Prior to becoming a councilman, Bill was active in the McMurray Rotary, serving as its president for one year. His primary support when he first emerged on the local political scene came from the youth sports crowd, in which he had also been very active. While Bill was one of the driving forces behind numerous improvements to the township’s sports fields over his eight years on the council, and pushed for the building of a community recreation center, he grew beyond simply being an advocate for sports in the township. His greatest moments as a councilman came in the wake of the terrorist attacks of 2001.
Like most of us, Bill Naumoff yearned for something productive to do for his country at that moment. He first put together a Rally For America. Instead of hogging the limelight to himself, as many politicians would have done, Bill assembled a number of prominent local leaders to do most of the speaking on a chilly November evening in 2001, even reaching across the political aisle to US Army Major Lew Irwin, a prominent local Democrat. Peters schools provided choruses of children to sing patriotic songs.

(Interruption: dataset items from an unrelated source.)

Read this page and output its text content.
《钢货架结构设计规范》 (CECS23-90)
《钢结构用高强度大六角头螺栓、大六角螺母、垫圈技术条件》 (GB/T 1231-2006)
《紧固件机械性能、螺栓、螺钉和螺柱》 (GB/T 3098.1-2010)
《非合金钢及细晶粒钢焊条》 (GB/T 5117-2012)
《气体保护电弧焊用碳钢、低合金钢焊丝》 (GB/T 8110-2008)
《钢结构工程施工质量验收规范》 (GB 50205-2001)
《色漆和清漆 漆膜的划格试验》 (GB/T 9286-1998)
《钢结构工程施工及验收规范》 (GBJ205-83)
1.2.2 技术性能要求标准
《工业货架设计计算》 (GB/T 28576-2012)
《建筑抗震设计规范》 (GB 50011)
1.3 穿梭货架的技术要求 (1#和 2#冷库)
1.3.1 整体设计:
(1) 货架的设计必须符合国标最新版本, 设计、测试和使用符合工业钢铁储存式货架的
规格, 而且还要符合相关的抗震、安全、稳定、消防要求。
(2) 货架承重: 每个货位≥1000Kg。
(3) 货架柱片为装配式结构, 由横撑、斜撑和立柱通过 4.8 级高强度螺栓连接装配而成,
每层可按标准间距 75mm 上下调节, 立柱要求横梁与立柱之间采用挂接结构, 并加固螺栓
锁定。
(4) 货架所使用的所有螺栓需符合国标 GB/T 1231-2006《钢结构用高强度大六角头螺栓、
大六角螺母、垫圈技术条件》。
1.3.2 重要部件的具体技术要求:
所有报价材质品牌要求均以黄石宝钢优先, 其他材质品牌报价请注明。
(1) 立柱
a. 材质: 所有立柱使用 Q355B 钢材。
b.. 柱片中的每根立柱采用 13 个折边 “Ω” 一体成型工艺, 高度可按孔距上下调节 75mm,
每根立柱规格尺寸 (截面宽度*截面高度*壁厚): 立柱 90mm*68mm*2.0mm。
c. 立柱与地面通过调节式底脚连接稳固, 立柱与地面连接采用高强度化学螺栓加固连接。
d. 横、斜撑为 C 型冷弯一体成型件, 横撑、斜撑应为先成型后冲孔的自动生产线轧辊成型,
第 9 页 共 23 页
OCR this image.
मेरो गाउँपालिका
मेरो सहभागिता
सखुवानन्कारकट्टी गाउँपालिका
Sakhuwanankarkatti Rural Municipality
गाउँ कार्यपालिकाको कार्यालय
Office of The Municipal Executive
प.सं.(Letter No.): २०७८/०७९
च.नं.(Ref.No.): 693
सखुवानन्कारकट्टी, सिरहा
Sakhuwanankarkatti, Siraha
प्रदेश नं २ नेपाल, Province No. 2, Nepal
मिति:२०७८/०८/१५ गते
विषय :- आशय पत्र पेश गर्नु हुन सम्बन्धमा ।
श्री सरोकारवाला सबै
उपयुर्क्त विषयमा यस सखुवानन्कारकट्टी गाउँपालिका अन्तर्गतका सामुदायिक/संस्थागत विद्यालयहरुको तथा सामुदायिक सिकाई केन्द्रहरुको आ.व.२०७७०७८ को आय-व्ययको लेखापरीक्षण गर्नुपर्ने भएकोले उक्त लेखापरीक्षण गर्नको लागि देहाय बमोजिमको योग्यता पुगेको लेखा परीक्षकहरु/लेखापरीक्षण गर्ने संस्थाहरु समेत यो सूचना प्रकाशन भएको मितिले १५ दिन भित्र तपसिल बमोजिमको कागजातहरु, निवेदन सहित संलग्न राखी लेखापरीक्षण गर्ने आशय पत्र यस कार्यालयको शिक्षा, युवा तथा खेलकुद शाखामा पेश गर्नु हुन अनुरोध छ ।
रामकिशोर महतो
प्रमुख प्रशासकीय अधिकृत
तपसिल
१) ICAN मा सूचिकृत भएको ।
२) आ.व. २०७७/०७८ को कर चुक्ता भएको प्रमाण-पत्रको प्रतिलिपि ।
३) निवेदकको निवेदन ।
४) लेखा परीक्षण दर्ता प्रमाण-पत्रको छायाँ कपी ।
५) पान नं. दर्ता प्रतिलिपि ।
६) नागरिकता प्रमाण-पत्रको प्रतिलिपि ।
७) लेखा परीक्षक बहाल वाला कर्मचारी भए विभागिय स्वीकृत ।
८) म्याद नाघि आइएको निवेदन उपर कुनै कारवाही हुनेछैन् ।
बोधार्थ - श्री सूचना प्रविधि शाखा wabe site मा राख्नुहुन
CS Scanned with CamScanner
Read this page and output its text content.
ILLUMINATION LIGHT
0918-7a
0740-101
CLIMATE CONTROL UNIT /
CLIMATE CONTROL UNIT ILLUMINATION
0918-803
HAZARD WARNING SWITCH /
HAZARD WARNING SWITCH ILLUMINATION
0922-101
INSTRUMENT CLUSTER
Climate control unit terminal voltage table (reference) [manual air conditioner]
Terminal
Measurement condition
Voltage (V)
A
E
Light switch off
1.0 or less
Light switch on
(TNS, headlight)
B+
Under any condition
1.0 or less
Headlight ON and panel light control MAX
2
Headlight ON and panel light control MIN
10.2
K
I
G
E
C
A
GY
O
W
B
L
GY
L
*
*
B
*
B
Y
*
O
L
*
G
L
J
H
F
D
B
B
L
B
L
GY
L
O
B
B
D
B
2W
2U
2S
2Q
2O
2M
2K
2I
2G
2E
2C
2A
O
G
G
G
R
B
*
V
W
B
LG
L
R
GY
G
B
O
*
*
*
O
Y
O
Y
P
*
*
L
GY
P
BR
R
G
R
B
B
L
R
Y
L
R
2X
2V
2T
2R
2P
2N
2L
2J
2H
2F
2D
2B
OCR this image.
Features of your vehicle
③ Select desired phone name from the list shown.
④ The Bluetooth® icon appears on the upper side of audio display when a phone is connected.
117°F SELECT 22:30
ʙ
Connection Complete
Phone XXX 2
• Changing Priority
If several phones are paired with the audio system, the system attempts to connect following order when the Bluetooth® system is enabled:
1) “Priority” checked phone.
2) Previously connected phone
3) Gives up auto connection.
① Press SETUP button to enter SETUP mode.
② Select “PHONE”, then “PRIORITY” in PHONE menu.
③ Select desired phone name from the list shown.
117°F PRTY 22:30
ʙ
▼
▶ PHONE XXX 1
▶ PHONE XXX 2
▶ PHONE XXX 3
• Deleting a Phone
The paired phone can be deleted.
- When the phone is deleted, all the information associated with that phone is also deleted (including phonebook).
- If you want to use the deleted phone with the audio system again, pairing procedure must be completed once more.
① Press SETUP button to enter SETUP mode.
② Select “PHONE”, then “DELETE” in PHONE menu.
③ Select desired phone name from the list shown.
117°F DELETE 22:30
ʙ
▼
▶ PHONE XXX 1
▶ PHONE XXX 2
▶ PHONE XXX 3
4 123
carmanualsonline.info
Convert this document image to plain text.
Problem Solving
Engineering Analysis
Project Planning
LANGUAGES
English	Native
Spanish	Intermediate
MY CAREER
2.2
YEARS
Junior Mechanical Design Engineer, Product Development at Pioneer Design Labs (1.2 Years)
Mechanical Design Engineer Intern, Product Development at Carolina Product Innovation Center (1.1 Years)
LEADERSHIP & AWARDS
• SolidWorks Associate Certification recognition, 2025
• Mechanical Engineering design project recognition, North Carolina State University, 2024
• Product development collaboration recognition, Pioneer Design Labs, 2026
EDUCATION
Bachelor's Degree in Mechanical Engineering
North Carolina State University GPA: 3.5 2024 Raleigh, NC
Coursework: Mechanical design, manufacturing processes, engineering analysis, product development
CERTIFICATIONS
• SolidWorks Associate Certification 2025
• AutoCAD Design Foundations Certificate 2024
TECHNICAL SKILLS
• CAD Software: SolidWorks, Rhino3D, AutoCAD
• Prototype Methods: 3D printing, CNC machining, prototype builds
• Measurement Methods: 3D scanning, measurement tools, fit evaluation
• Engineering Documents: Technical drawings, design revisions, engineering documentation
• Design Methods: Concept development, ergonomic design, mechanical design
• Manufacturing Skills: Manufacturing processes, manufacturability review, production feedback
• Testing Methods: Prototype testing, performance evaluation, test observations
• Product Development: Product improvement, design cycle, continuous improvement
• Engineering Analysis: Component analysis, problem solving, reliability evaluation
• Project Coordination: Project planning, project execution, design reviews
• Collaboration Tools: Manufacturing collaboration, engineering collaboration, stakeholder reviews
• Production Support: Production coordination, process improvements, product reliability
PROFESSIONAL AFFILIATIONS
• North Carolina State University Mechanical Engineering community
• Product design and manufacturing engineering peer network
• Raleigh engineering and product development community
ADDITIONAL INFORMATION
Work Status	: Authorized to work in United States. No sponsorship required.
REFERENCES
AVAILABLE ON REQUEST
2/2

To my knowledge, it was the largest gathering in town ever assembled by a Peters official.
It became next to impossible to purchase U.S. flags locally in the weeks after the terrorists struck. It bothered Bill that our town’s main streets were virtually devoid of American flags, and he wanted help local residents obtain flags for their homes. Working with a few others, he found a manufacturer that would take a direct order for a large quantity. An order was placed and individual flags were offered to the public at the township’s wholesale cost. The plan was to fly them initially on main roads in Peters, and then at the end of one year to distribute the flags to the families that had paid for them, to be flown over their own homes.
Bill ran against me in 1999 and lost, then was appointed to Council in early 2000 to fill the position vacated by the resignation of Sandee Umbach, then won re election in 2001 by a crushing 2 to 1 margin against challenger Frank LoCastro, despite the challenger heavily outspending him, and then was unopposed in 2005. His term expires at the beginning of 2010.
But Bill Naumoff’s greatest strength was his ability to turn former opponents into friends, allies and supporters. I’m not sure how it happened, but after having him run a tough campaign against me, I wound up seconding his nomination for appointment to council and joining with him on numerous political campaigns. More than that, though, he became a personal friend. That’s not to say we didn’t disagree on political issues from time to time, sometimes vigorously. But with Bill, it was never personal. The people have lost a good public servant, one that I hope someday returns to public life.